Korea’s first scholarly tome that conducted a complete enumeration survey and analysis on domestic researches regarding Southeast Asian countries and ASEAN 

Korean academia has produced rapidly growing researches in Southeast Asian studies in the past three decades. The contributors to the book have exhaustively analyzed research achievements such as dissertations, scholarly articles, and monographs related to 11 countries (Indonesia, Vietnam, Thailand, the Philippines, Malaysia, Myanmar, Cambodia, Laos, Singapore, Brunei, East Timor) and ASEAN.

Beyond the humanities and social sciences and in the wider span of all disciplines, this is the first book to be published that has collected, classified and evaluated the publishing situation of dissertations, scholarly articles, and academic monographs. Even among various regional researches in other regions, it is hard to find any precedent in such a format.

The current government claims to advocate its New Southern Policy as a major diplomatic strategy. It is a strategy to pursue a new power balance with the Korean peninsula in the center, by putting a value on the Southern region in the age of the US-China competition. Yet there had not been any thorough investigation upon the terrain of knowledge, which would become the basis of pursuing such creative strategies.

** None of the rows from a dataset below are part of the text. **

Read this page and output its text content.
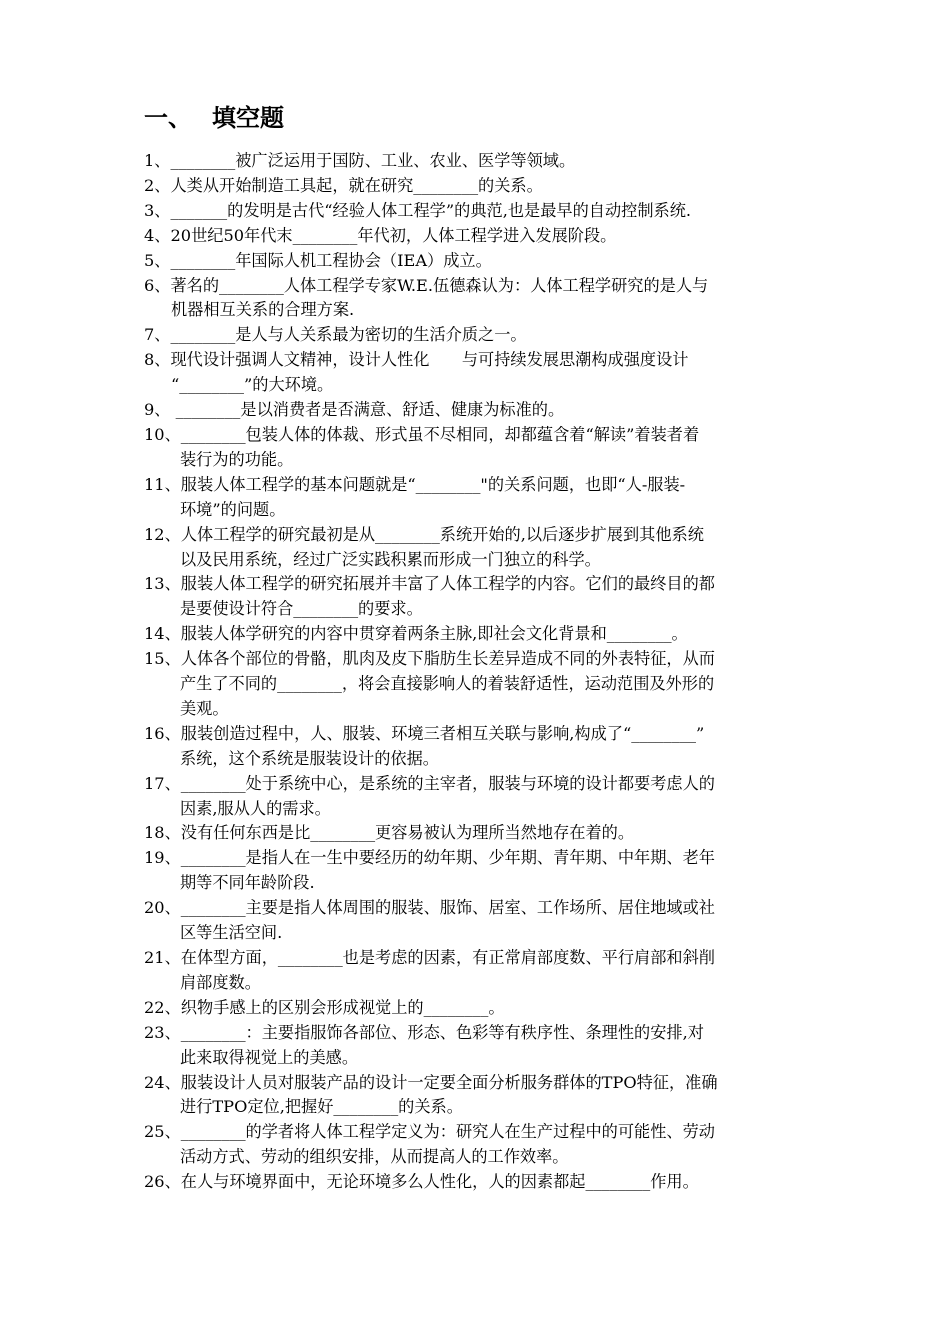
一、 填空题
1、________被广泛运用于国防、工业、农业、医学等领域。
2、人类从开始制造工具起，就在研究________的关系。
3、_______的发明是古代“经验人体工程学”的典范,也是最早的自动控制系统.
4、20世纪50年代末________年代初，人体工程学进入发展阶段。
5、________年国际人机工程协会（IEA）成立。
6、著名的________人体工程学专家W.E.伍德森认为：人体工程学研究的是人与
机器相互关系的合理方案.
7、________是人与人关系最为密切的生活介质之一。
8、现代设计强调人文精神，设计人性化　　与可持续发展思潮构成强度设计
“________”的大环境。
9、 ________是以消费者是否满意、舒适、健康为标准的。
10、________包装人体的体裁、形式虽不尽相同，却都蕴含着“解读”着装者着
装行为的功能。
11、服装人体工程学的基本问题就是“________"的关系问题，也即“人-服装-
环境”的问题。
12、人体工程学的研究最初是从________系统开始的,以后逐步扩展到其他系统
以及民用系统，经过广泛实践积累而形成一门独立的科学。
13、服装人体工程学的研究拓展并丰富了人体工程学的内容。它们的最终目的都
是要使设计符合________的要求。
14、服装人体学研究的内容中贯穿着两条主脉,即社会文化背景和________。
15、人体各个部位的骨骼，肌肉及皮下脂肪生长差异造成不同的外表特征，从而
产生了不同的________，将会直接影响人的着装舒适性，运动范围及外形的
美观。
16、服装创造过程中，人、服装、环境三者相互关联与影响,构成了“________”
系统，这个系统是服装设计的依据。
17、________处于系统中心，是系统的主宰者，服装与环境的设计都要考虑人的
因素,服从人的需求。
18、没有任何东西是比________更容易被认为理所当然地存在着的。
19、________是指人在一生中要经历的幼年期、少年期、青年期、中年期、老年
期等不同年龄阶段.
20、________主要是指人体周围的服装、服饰、居室、工作场所、居住地域或社
区等生活空间.
21、在体型方面，________也是考虑的因素，有正常肩部度数、平行肩部和斜削
肩部度数。
22、织物手感上的区别会形成视觉上的________。
23、________：主要指服饰各部位、形态、色彩等有秩序性、条理性的安排,对
此来取得视觉上的美感。
24、服装设计人员对服装产品的设计一定要全面分析服务群体的TPO特征，准确
进行TPO定位,把握好________的关系。
25、________的学者将人体工程学定义为：研究人在生产过程中的可能性、劳动
活动方式、劳动的组织安排，从而提高人的工作效率。
26、在人与环境界面中，无论环境多么人性化，人的因素都起________作用。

This book offers the present status that a considerable amount of knowledge on major Southeast Asian countries has been accumulated in Korea, by presenting the details of Korean experts and dissertations on the region. Meanwhile, it also illuminates that there is still a lack of knowledge about the weak states in Southeast Asia, pointing out where more research is needed. It is very positive that Korea’s accumulation of knowledge about Southeast Asia is spreading after half a century beyond the humanities and social sciences into natural sciences and engineering, and that there recently have been remarkable contributions by students from Southeast Asia. On the other hand, there are limits in the field that it is still humanities-and-social-sciences-oriented and that it does not embrace the achievements of students who originate from the region. This book presents the partition phenomenon among disciplines and universities and the lack of inclusivity in terms of Southeast Asian research as an urgent problem.